There were three basic questions that Rex kept returning to:

1. What did you think of the inauguration?
2. President Obama is making his first state visit to us; what kind of relationship do you think he and Stephen Harper will develop? Will they get along, or will there be friction?
3. Obama has made it clear that he wants to exit Iraq, but re-dedicate forces to the mission in Afghanistan—just as the Canadian forces have set a timetable for withdrawal. Does this mean we will be out of sync with the U.S. in coming years?

Given that I answered the first question at length two blog posts ago, I’ll skip it.

On number two, there was a lot of back-and-forth with Rex and his guests and callers about the history of amity and tension between our Prime Ministers and America’s presidents—the general standard being that Conservative PMs got along with Republican presidents, and Liberals with Democrats, while there has tended to be tension when our governments are ideologically out of step. Examples such as Diefenbaker’s loathing of Kennedy, Nixon’s dislike of Trudeau, and the frostiness between Chretien and Bush were cited; conversely, Mulroney and Reagan were peas in a pod and Clinton and Chretien seemed to bear each other no overt aversion.
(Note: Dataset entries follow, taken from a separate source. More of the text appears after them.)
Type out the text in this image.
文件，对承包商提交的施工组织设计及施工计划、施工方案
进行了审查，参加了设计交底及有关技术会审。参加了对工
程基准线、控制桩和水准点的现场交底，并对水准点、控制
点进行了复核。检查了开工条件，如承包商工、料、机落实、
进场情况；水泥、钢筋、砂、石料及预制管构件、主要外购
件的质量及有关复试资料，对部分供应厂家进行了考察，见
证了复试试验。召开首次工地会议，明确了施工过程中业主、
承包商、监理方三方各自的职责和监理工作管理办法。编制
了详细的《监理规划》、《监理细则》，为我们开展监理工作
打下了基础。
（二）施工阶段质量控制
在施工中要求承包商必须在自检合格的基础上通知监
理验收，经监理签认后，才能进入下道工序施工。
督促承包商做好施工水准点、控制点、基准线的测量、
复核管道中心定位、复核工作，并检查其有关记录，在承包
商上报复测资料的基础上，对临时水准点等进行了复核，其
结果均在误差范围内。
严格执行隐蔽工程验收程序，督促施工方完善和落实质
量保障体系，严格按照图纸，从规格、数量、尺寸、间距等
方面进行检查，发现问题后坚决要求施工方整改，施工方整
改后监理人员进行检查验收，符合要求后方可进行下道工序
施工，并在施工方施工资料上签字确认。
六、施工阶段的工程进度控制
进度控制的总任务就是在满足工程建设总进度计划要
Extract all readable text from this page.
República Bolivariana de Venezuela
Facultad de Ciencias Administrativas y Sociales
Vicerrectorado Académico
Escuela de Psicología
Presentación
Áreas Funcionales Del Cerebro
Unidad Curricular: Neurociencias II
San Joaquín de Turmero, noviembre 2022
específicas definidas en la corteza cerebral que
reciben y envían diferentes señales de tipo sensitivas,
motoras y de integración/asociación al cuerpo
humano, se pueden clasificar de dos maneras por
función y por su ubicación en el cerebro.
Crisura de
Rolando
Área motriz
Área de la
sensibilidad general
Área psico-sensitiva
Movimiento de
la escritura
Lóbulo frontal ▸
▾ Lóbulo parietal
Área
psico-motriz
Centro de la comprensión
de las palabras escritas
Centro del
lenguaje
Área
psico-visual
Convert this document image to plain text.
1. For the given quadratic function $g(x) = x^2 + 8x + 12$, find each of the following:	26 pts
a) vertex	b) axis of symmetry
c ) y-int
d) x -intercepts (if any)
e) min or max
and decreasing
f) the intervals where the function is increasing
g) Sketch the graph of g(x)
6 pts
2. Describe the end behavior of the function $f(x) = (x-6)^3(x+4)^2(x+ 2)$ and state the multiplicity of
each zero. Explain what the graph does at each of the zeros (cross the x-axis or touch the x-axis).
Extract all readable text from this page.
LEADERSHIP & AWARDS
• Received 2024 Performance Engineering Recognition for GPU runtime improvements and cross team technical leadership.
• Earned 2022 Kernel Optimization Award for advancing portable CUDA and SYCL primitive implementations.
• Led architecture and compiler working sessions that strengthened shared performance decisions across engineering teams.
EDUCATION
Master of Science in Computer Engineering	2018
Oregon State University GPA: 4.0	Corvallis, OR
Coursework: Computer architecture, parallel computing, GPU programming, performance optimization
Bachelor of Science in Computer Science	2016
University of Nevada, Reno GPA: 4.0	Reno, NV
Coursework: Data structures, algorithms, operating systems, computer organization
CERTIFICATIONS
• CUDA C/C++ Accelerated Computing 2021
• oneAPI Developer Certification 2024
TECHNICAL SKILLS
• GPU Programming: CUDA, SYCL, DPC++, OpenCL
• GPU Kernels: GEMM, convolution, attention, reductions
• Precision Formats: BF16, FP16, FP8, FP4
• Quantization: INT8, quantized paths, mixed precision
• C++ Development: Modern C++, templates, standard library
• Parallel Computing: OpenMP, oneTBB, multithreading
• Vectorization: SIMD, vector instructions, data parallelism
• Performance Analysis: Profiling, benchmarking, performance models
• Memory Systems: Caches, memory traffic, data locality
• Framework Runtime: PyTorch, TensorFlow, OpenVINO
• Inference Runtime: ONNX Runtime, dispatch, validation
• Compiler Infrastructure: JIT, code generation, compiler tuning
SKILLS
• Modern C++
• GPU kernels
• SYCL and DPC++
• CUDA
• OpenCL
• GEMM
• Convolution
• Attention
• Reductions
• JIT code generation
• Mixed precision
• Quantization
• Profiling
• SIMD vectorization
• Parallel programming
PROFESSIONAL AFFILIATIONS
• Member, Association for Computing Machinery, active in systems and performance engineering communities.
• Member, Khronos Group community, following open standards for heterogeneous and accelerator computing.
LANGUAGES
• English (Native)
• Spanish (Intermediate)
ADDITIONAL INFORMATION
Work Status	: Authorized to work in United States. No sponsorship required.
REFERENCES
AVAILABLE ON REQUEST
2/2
A lot was made, vis a vis Harper and Obama, of the fact that policy-wise, these two leaders are not actually too far apart—that “Democrat” in the U.S. tends to fall into the red tory category here.

This, I felt, was missing the point a bit. Which is not to say I disagree with this assessment: whatever Harper’s more conservative tendencies, especially in terms of social conservatism, they get mitigated by being leader of a country that doesn’t like going to extremes (not all of them, alas, but still). What I’m looking forward to seeing is how Harper deals with Obama’s overwhelming popularity among Canadians, and the popularity of his message of change, of a politics of transparency and bipartisanship, and of moving on from the arrogance and cynicism of the Bush Administration. This might well prove a problem for Harper, who has embraced a politics of attack, reduced the transparency of the PMO, and attempted as best he can to turn it into something with the more autocratic powers of the American executive branch. The American election was a resounding “No! in thunder” to that brand of politics, and Obama still only received 53% of the popular vote, whereas he would have been elected by something on the order of 80% here in Canada. Perhaps now that we the power of that example to look to now, Canadians will be less willing to watch our politicians squabble like spoiled teenagers.

For the third question, Rex insistently kept phrasing it in terms of whether we will find ourselves “out of sync” with the U.S. on Afghanistan. My answer to that would be to say that I hope Stephen Harper, or whoever is PM when that specific push comes to that particular shove, will have the cojones to observe that it is not that we’re out of sync; it’s the U.S. who is now getting into sync with us and everyone else. When our projected withdrawal in 2011 comes around, we will have been in Afghanistan for ten years; and unlike many of the other nations that sent troops, Canadians have been there without caveats about not taking on combat roles—indeed, we’ve been the point of the spear, and have the casualties to show for it. If the Obama Administration puts pressure on us to extend our combat presence, the PM needs to observe that for a decade we’ve been helping hold a rapidly deteriorating line while the most powerful military in the world fought an unnecessary war in Iraq and reduced their strength in Afghanistan to do it. I hope that the PM says at that point that, as far as the “war on terror” goes, we’ve done more than our share and don’t owe anyone anything.

So there’s my two cents. Perhaps next Sunday I’ll actually call in.


Anonymous said...

Yes, call in! Or email. I've read your post twice--not really sure these points weren't addressed in the show...

Chris in NF said...

It's possible -- I didn't catch the last part of the show, so they might have gotten to them.